For the past three days, I have attended an intensive all day workshop. I’ve listened to the teachings of a scholarly intuitive, a man who has spent a lifetime devoted to the spiritual path. I’ve been fascinated, inspired, overwhelmed at times, and secure in the knowledge that I am only absorbing bits and pieces of the tremendous story of man and God that he has woven so beautifully. While I will not remember much of it (and he has assured us that we will not), the overall message has been simple: we are not separate from God.
As I write this, I am recalling the words of Maya Angelou, the writer and poet, who said, “I’ve learned that people will forget what you said, people will forget what you did, but people will never forget how you made them feel.” The hours of history, metaphysics, religious concepts, and inspiration all boil down to that. And how I feel is peaceful and joyful, as if everything is going to be all right, no matter how things may look at any given time. I’ve had a glimpse of a very big picture, and it has made me feel safe.
Two more days of the workshop, and I will say au revoir to Sedona on Tuesday, but not goodbye, for this is my home now. Some people are called to places on this earth for reasons that are not clear, but right. Some are born in the “right” place, never leave, and never want to leave. Some find their way, and know when they have arrived. Some have lived there in a former life and are drawn back because life was good and happy. The earth knows you when you come home.
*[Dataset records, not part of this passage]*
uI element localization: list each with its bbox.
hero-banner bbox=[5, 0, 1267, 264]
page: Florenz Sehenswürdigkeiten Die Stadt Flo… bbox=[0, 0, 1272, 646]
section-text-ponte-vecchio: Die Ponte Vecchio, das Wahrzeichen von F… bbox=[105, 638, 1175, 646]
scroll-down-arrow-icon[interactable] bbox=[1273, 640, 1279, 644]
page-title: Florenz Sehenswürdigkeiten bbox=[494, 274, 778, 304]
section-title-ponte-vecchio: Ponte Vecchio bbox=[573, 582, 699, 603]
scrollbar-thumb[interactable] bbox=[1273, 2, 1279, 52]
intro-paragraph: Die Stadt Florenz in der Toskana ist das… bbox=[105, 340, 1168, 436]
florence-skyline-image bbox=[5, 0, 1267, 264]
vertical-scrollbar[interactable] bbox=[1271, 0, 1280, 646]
I have lived most of this life on the East Coast of the United States. The connection to Sedona came as I was nearing completion of my book, The Messenger. It was also right after my husband Bill passed over, six years ago. Did he send me here to be healed? Perhaps. Did he lead me to the shaman who pulled grief out of me? I like to think so. But I have come to the peaceful conclusion that I do not have to know everything. I do believe that no matter what is happening at any given time, there is a Divine Order to things and all is well. I know that my second book is to be written here, where the energy is full of light. It doesn’t matter how I know or why I know. I just know how it makes me feel.